My summaries of his elaboration on these issues are as follows:
(1) Winiecki concedes that the need for a stable ruling coalition is paramount. While recognizing the voting constituency and promoting its concerns is of great value to the government, it must not overestimate the need to shore up its support via concessions. By the same token, labor unions seeking relief from the effects of transition shocks for their members must be dealt with but not catered to. That is to say, compromises on the part of the government must not contradict the ultimate goals of the strategy(namely, quick privatization and eradication of the "soft budget constraint").
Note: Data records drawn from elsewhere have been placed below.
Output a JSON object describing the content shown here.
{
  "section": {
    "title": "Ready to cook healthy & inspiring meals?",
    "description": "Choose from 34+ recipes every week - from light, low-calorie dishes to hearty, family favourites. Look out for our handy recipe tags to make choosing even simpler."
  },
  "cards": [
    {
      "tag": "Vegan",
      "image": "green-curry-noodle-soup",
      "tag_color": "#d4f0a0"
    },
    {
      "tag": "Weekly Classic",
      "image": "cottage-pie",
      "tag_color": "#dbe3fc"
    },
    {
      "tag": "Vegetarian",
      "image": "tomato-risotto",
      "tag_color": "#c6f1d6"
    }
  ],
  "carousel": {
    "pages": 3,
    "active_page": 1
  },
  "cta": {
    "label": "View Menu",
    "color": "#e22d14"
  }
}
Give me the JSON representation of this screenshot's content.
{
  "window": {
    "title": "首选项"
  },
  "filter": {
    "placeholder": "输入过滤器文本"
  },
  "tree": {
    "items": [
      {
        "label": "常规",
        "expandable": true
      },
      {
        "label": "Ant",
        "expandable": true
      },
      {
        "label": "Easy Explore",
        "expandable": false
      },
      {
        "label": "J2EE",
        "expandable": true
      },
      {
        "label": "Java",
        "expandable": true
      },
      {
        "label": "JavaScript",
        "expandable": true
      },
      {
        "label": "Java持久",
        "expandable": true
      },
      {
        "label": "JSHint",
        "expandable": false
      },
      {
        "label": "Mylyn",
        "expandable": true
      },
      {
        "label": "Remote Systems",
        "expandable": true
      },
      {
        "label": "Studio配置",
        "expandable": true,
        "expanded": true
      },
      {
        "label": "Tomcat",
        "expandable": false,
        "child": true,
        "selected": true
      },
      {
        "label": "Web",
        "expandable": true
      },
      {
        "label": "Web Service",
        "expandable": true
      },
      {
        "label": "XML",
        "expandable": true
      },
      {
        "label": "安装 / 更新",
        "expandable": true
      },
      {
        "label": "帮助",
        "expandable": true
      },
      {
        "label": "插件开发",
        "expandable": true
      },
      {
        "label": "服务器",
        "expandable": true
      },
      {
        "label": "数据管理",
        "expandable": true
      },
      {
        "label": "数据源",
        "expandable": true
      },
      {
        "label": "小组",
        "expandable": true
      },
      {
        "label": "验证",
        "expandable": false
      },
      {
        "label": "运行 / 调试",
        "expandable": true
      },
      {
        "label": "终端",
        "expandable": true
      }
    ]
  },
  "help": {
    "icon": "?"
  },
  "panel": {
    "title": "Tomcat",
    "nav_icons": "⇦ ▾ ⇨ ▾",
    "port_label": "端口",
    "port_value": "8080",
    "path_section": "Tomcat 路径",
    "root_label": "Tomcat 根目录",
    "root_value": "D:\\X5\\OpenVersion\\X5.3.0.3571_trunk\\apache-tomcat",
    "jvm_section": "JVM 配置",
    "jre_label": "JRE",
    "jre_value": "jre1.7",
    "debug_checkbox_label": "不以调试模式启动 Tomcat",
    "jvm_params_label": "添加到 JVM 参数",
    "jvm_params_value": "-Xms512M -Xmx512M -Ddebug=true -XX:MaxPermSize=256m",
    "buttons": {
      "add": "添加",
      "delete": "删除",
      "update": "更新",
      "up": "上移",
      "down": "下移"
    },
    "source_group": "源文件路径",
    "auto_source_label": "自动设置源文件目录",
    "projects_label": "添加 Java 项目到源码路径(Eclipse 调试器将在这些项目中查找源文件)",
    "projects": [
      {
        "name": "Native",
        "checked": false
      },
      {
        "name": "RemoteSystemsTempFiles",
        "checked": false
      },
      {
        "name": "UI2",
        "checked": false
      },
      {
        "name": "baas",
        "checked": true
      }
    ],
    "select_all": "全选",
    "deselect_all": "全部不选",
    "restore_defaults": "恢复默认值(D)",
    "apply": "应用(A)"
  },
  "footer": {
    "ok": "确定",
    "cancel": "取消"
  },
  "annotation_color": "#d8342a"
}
(2)The author also recognizes the need to control the budget deficit, which includes revisions to the social services budget and a restructuring of the tax base. In hopes of reducing the burden to Polish workers, other direct and indirect revenue sources have been tapped. While an increase in the corporate profits tax works well to remove this burden, the effects of taxes such as the VAT and others can become overly protective in nature, thereby limiting access to domestic markets and stalling the movement towards efficient open markets. When access is limited to markets, the likelihood of inflation in an inefficient market is greater.
(3)The same rationale applies to the agriculture market. Protecting family-owned farms increases instability in the market (due to regional weather effects), while the process of land/property consolidation suffers setbacks. Again, overly protectionist measures which are incurred in response to pleas for relief from the transition shock lead to too much inefficiency.
(4)In the industrial sector, shocks from competitive markets to inefficient industries must be eased without forgoing progress toward privatization and eradication of the "soft budget constraint". Winiecki places emphasis on the need for these transition-easing strategies to be coupled with (and, in fact, give way to) an industrial policy with the above long-term goals: specifically, a restructured industrial base, with privately-owned, profit-maximizing enterprises functioning within an efficiently operating market.
In conclusion, Winiecki's cautionary tone advises the ruling coalition and policy makers not to compromise their transition strategy while offering relief to the labor force. It is his opinion that offering too much in the way concessions will slow or even reverse the progress made toward a free-market economy.